Digital temperature-check labels still blocked by their cost

By Paul Gander

- Last updated on GMT

Cost holds back electronic labels
Cost holds back electronic labels

Related tags Food Authentication

Printed electronic labels allowing item-level digital temperature monitoring are still being held back by cost and, in some cases, technical considerations, an active and intelligent (A&I) packaging seminar will hear later this month.

Jérémy Laurens, sales and marketing director at technology company Blulog, predicted: “It could take four or five years before you see a temperature datalogging label which costs less than a dollar. Companies like Norway’s Thin Film Electronics are making printed electronics more affordable, but printing a battery still costs too much.”

There remained technical obstacles, too, to printing sufficient memory for many functionalities, he added.

In fact, even ‘mechanical’ or chemical-based colour-change temperature indicator labels have proved too costly for most in the food and drink supply chain.

UK interest in Blulog’s tag technology, which uses near-field communication (NFC), has so far only come from the pharmaceutical industry, said Laurens.


Blulog, with operations in France and Poland, reported that one customer was starting trials with pallet-level tagging of high-value fruit and vegetables exported from Spain to Scandinavia.

“Companies which deliver foods directly to the consumer have also shown interest, because the NFC capability allows end consumers to check the temperature log for themselves using their mobile,”​ Laurens said. Currently, each Blulog single-trip tag costs eight euros.

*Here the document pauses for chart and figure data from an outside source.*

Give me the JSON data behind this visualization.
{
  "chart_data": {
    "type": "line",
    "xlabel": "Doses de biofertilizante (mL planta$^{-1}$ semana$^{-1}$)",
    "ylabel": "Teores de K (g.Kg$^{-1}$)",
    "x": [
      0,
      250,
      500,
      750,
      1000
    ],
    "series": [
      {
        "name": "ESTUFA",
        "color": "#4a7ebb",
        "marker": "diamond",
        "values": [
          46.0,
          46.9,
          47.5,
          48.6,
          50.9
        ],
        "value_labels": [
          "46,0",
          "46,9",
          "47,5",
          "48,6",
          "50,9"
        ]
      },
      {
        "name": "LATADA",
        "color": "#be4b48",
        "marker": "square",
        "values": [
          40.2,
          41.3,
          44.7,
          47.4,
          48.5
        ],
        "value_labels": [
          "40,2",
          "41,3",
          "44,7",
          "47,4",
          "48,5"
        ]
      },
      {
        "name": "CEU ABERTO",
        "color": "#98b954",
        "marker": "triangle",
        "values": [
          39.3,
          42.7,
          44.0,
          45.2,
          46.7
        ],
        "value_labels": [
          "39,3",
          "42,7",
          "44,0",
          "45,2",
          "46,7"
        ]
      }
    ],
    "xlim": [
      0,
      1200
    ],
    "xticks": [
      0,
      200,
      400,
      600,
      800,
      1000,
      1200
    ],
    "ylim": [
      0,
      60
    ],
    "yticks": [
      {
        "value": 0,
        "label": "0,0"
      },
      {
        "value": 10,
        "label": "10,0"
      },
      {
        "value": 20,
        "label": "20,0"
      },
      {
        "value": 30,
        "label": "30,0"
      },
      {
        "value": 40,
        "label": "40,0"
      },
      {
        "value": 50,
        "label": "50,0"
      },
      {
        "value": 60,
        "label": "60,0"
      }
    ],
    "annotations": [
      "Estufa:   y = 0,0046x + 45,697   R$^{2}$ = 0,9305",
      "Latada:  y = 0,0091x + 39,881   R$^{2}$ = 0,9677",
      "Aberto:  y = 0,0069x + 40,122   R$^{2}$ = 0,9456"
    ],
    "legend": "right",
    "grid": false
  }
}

Laurens is due to provide an overview of temperature-monitoring technologies at a seminar on A&I packaging for the food industry on October 21. The event, which is being organised in collaboration with the Active and Intelligent Packaging Industry Association (AIPIA), will be hosted by Campden BRI.

Cost barrier

When it comes to A&I packaging in general, it appears that cost is more likely to constitute a barrier to adoption than European regulations.

Speaking at the same event will be Dr David Leeks, legislation services manager at Campden BRI. As he pointed out, Commission Regulation 450/2009 requires an authorisation process for any A&I materials before they can be used in food-contact applications.

“There are exemptions for immobilised substances, those separated from the food by a functional barrier and for substances released into foods and used in compliance with other applicable legislation, such as for additives,”​ said Leeks.